Daha sonra bu konu açıldığında, pek çok kişi de bana yukarıdaki tavsiyenin denenip görülmüş bir gerçek olduğunu dile getirdi. O yüzden, haddim olmayarak bu uyarıyı siz gönül dostlarıma da aktarmak istedim.

...Kuluyum, kölesiyim Kur’ân’ın!..’

Bu arada bazı gafillerin Mevlâna hazretlerini gerçek bir İslâm âlimi, bir mürşid, bir veli ve bir hidayet rehberi olduğunu görmezlikten gelerek, neredeyse onu basit bir filozof, İslâm nurundan uzak bir şair gibi takdim ettiklerine sık sık şahit oluyoruz. Bu kişilerden hele bazıları var ki o mübarek insana çamur atacak kadar edepsiz ve dinsiz davranışlar da sergileme cüretini gösteriyorlar. Bu saçmalığı yayınevi de göz önüne almış olacak ki, eserin dış kapağına o çağlar üstü velinin şu rubâîsini koymak ihtiyacı duymuş ve bence son derece isabet etmiş:
 “Ben bu canı bu tende taşıdığım sürece kuluyum, kölesiyim Kur’ân’ın! Ben, tozuyum, toprağıyım o temiz, pâk Muhammed’in yolunun. Naklederse bir kimse, benim bu sözümden başka bir söz, kesinlikle o kimseden de uzağım, o söze de yabancıyım ben.”

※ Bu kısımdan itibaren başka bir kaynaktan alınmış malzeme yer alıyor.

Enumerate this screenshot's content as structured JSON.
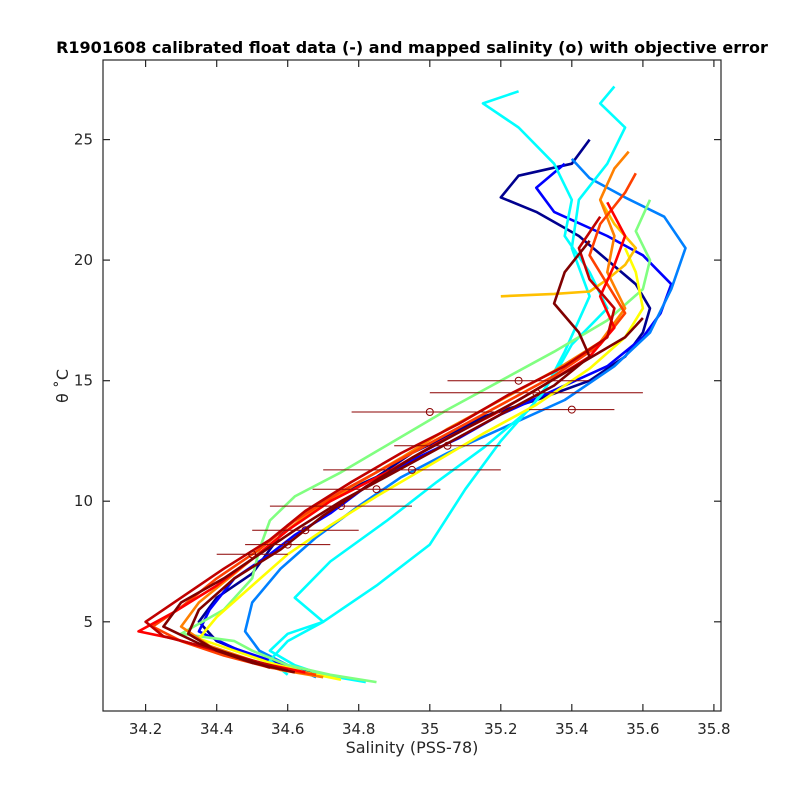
{
  "chart_data": {
    "type": "line",
    "title": "R1901608 calibrated float data (-) and mapped salinity (o) with objective error",
    "xlabel": "Salinity (PSS-78)",
    "ylabel": "θ ˚C",
    "xlim": [
      34.08,
      35.82
    ],
    "ylim": [
      1.3,
      28.3
    ],
    "xticks": [
      "34.2",
      "34.4",
      "34.6",
      "34.8",
      "35",
      "35.2",
      "35.4",
      "35.6",
      "35.8"
    ],
    "yticks": [
      "5",
      "10",
      "15",
      "20",
      "25"
    ],
    "grid": false,
    "colormap": [
      "#00008f",
      "#0000ff",
      "#0080ff",
      "#00ffff",
      "#80ff80",
      "#ffff00",
      "#ff8000",
      "#ff0000",
      "#800000"
    ],
    "series": [
      {
        "color": "#00008f",
        "x": [
          34.7,
          34.6,
          34.5,
          34.4,
          34.35,
          34.4,
          34.5,
          34.55,
          34.6,
          34.7,
          34.85,
          34.95,
          35.05,
          35.15,
          35.3,
          35.45,
          35.55,
          35.6,
          35.62,
          35.58,
          35.5,
          35.42,
          35.3,
          35.2,
          35.25,
          35.4,
          35.45
        ],
        "y": [
          2.8,
          3.2,
          3.6,
          4.2,
          5.0,
          6.0,
          7.0,
          8.0,
          9.0,
          10.0,
          11.0,
          12.0,
          12.7,
          13.5,
          14.2,
          15.0,
          16.0,
          17.0,
          18.0,
          19.0,
          20.0,
          21.0,
          22.0,
          22.6,
          23.5,
          24.0,
          25.0
        ]
      },
      {
        "color": "#0000ff",
        "x": [
          34.65,
          34.55,
          34.45,
          34.35,
          34.38,
          34.45,
          34.55,
          34.62,
          34.72,
          34.82,
          34.95,
          35.08,
          35.2,
          35.35,
          35.5,
          35.6,
          35.65,
          35.68,
          35.6,
          35.5,
          35.35,
          35.3,
          35.38
        ],
        "y": [
          2.9,
          3.4,
          3.9,
          4.6,
          5.5,
          6.8,
          7.8,
          8.6,
          9.5,
          10.6,
          11.7,
          12.6,
          13.6,
          14.6,
          15.6,
          16.8,
          17.8,
          19.0,
          20.2,
          21.0,
          22.0,
          23.0,
          24.0
        ]
      },
      {
        "color": "#0080ff",
        "x": [
          34.68,
          34.6,
          34.52,
          34.48,
          34.5,
          34.58,
          34.68,
          34.8,
          34.92,
          35.05,
          35.2,
          35.38,
          35.52,
          35.62,
          35.68,
          35.72,
          35.66,
          35.55,
          35.45,
          35.4
        ],
        "y": [
          2.7,
          3.2,
          3.8,
          4.6,
          5.8,
          7.2,
          8.5,
          9.8,
          11.0,
          12.0,
          13.0,
          14.2,
          15.6,
          17.0,
          18.8,
          20.5,
          21.8,
          22.6,
          23.4,
          24.2
        ]
      },
      {
        "color": "#00ffff",
        "x": [
          34.82,
          34.7,
          34.62,
          34.55,
          34.6,
          34.7,
          34.62,
          34.72,
          34.88,
          35.02,
          35.15,
          35.28,
          35.35,
          35.4,
          35.5,
          35.45,
          35.38,
          35.4,
          35.35,
          35.25,
          35.15,
          35.25
        ],
        "y": [
          2.5,
          2.8,
          3.2,
          3.8,
          4.5,
          5.0,
          6.0,
          7.5,
          9.2,
          10.8,
          12.2,
          13.8,
          15.2,
          16.5,
          18.0,
          19.5,
          21.0,
          22.5,
          24.0,
          25.5,
          26.5,
          27.0
        ]
      },
      {
        "color": "#00ffff",
        "x": [
          34.6,
          34.55,
          34.6,
          34.7,
          34.85,
          35.0,
          35.1,
          35.2,
          35.32,
          35.38,
          35.45,
          35.4,
          35.42,
          35.5,
          35.55,
          35.48,
          35.52
        ],
        "y": [
          2.8,
          3.4,
          4.2,
          5.0,
          6.5,
          8.2,
          10.5,
          12.5,
          14.5,
          16.2,
          18.5,
          20.5,
          22.5,
          24.0,
          25.5,
          26.5,
          27.2
        ]
      },
      {
        "color": "#80ff80",
        "x": [
          34.85,
          34.72,
          34.6,
          34.5,
          34.45,
          34.3,
          34.42,
          34.5,
          34.52,
          34.55,
          34.62,
          34.75,
          34.9,
          35.05,
          35.2,
          35.35,
          35.5,
          35.6,
          35.62,
          35.58,
          35.62
        ],
        "y": [
          2.5,
          2.8,
          3.2,
          3.8,
          4.2,
          4.5,
          5.5,
          6.8,
          8.0,
          9.2,
          10.2,
          11.2,
          12.5,
          13.8,
          15.0,
          16.2,
          17.5,
          18.8,
          20.0,
          21.2,
          22.5
        ]
      },
      {
        "color": "#ffff00",
        "x": [
          34.75,
          34.65,
          34.55,
          34.45,
          34.35,
          34.4,
          34.5,
          34.6,
          34.72,
          34.85,
          35.0,
          35.15,
          35.3,
          35.45,
          35.55,
          35.6,
          35.58,
          35.55
        ],
        "y": [
          2.6,
          2.9,
          3.3,
          3.8,
          4.3,
          5.2,
          6.5,
          7.8,
          9.0,
          10.2,
          11.5,
          12.8,
          14.0,
          15.5,
          16.8,
          18.0,
          19.5,
          20.5
        ]
      },
      {
        "color": "#ffc000",
        "x": [
          35.2,
          35.35,
          35.45,
          35.5,
          35.55,
          35.58,
          35.52,
          35.48
        ],
        "y": [
          18.5,
          18.6,
          18.7,
          19.2,
          19.8,
          20.5,
          21.5,
          22.5
        ]
      },
      {
        "color": "#ff8000",
        "x": [
          34.7,
          34.58,
          34.48,
          34.38,
          34.3,
          34.35,
          34.45,
          34.55,
          34.65,
          34.78,
          34.92,
          35.05,
          35.2,
          35.35,
          35.48,
          35.55,
          35.5,
          35.52,
          35.48,
          35.52,
          35.56
        ],
        "y": [
          2.7,
          3.0,
          3.5,
          4.0,
          4.8,
          5.8,
          7.0,
          8.2,
          9.4,
          10.6,
          11.8,
          13.0,
          14.2,
          15.4,
          16.6,
          18.0,
          19.5,
          21.0,
          22.5,
          23.8,
          24.5
        ]
      },
      {
        "color": "#ff4000",
        "x": [
          34.68,
          34.55,
          34.42,
          34.3,
          34.22,
          34.3,
          34.4,
          34.52,
          34.62,
          34.75,
          34.9,
          35.05,
          35.2,
          35.35,
          35.48,
          35.55,
          35.5,
          35.45,
          35.48,
          35.55,
          35.58
        ],
        "y": [
          2.8,
          3.1,
          3.6,
          4.2,
          4.8,
          5.6,
          6.8,
          8.0,
          9.2,
          10.4,
          11.6,
          12.8,
          14.0,
          15.2,
          16.5,
          17.8,
          19.0,
          20.2,
          21.5,
          22.8,
          23.6
        ]
      },
      {
        "color": "#ff0000",
        "x": [
          34.65,
          34.52,
          34.4,
          34.28,
          34.18,
          34.28,
          34.4,
          34.5,
          34.6,
          34.72,
          34.88,
          35.02,
          35.18,
          35.32,
          35.45,
          35.52,
          35.48,
          35.52,
          35.55,
          35.5
        ],
        "y": [
          2.9,
          3.3,
          3.8,
          4.3,
          4.6,
          5.4,
          6.5,
          7.6,
          8.8,
          10.0,
          11.2,
          12.4,
          13.6,
          14.8,
          16.0,
          17.2,
          18.5,
          19.8,
          21.0,
          22.4
        ]
      },
      {
        "color": "#c00000",
        "x": [
          34.6,
          34.5,
          34.38,
          34.25,
          34.2,
          34.3,
          34.42,
          34.55,
          34.65,
          34.78,
          34.92,
          35.08,
          35.22,
          35.38,
          35.5,
          35.52,
          35.45,
          35.42,
          35.48
        ],
        "y": [
          3.0,
          3.4,
          3.9,
          4.4,
          5.0,
          6.0,
          7.2,
          8.4,
          9.6,
          10.8,
          12.0,
          13.2,
          14.4,
          15.6,
          16.8,
          18.0,
          19.2,
          20.5,
          21.8
        ]
      },
      {
        "color": "#800000",
        "x": [
          34.55,
          34.45,
          34.35,
          34.25,
          34.3,
          34.42,
          34.52,
          34.62,
          34.75,
          34.9,
          35.05,
          35.2,
          35.35,
          35.45,
          35.42,
          35.35,
          35.38,
          35.45
        ],
        "y": [
          3.1,
          3.6,
          4.1,
          4.8,
          5.8,
          6.8,
          7.8,
          8.8,
          10.0,
          11.2,
          12.4,
          13.6,
          14.8,
          16.0,
          17.0,
          18.2,
          19.5,
          20.8
        ]
      },
      {
        "color": "#800000",
        "x": [
          34.62,
          34.5,
          34.4,
          34.32,
          34.35,
          34.45,
          34.58,
          34.7,
          34.82,
          34.95,
          35.1,
          35.25,
          35.4,
          35.55,
          35.6
        ],
        "y": [
          2.9,
          3.3,
          3.8,
          4.5,
          5.5,
          6.8,
          8.0,
          9.4,
          10.6,
          11.8,
          13.0,
          14.2,
          15.5,
          16.8,
          17.6
        ]
      }
    ],
    "error_bars": [
      {
        "x": 35.0,
        "y": 13.7,
        "xerr": 0.22
      },
      {
        "x": 35.25,
        "y": 15.0,
        "xerr": 0.2
      },
      {
        "x": 35.3,
        "y": 14.5,
        "xerr": 0.3
      },
      {
        "x": 34.95,
        "y": 11.3,
        "xerr": 0.25
      },
      {
        "x": 34.85,
        "y": 10.5,
        "xerr": 0.18
      },
      {
        "x": 34.75,
        "y": 9.8,
        "xerr": 0.2
      },
      {
        "x": 34.65,
        "y": 8.8,
        "xerr": 0.15
      },
      {
        "x": 34.6,
        "y": 8.2,
        "xerr": 0.12
      },
      {
        "x": 34.5,
        "y": 7.8,
        "xerr": 0.1
      },
      {
        "x": 35.4,
        "y": 13.8,
        "xerr": 0.12
      },
      {
        "x": 35.05,
        "y": 12.3,
        "xerr": 0.15
      }
    ]
  }
}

Aziz dostlarım, Mevlâna hazretleri bize ölümü bile sevdiren velidir. Batı dünyasında bildiğiniz gibi bir çeşit veli demek olan yüzler ve yüzlerce saint (sen)ler, yani azizler vardır. Fakat ölüm gününü  “şeb-i arus / düğün günü”  olarak yaşamış ve yaşatmış bir tek azizleri yoktur. Mevlâna hazretleri bize ölümü yok oluş değil gerçek diriliş, daha asıl sevgiliye, yani asla ihanet etmeyen, hiçbir zaman aldatmayan, sevdikçe sevgisi artan Tek ve Gerçek Sevgili’ye kavuşma ânı olarak tanıtmış, öğretmiş ve bizzat kendisi bu hakikati o güzel ölümü ile ispat etmiştir. Yedi asırdır, bizler her sene onun ölüm yıldönümünü kutluyor ve kendisine rahmet okuyoruz. Bize ve bütün dünya insanlığına Mesnevî gibi bir eser bırakarak en büyük hizmeti yapmış olan o çok muhterem veliye Yüce Allah sonsuz rahmet eylesin ve makamını yüceltsin!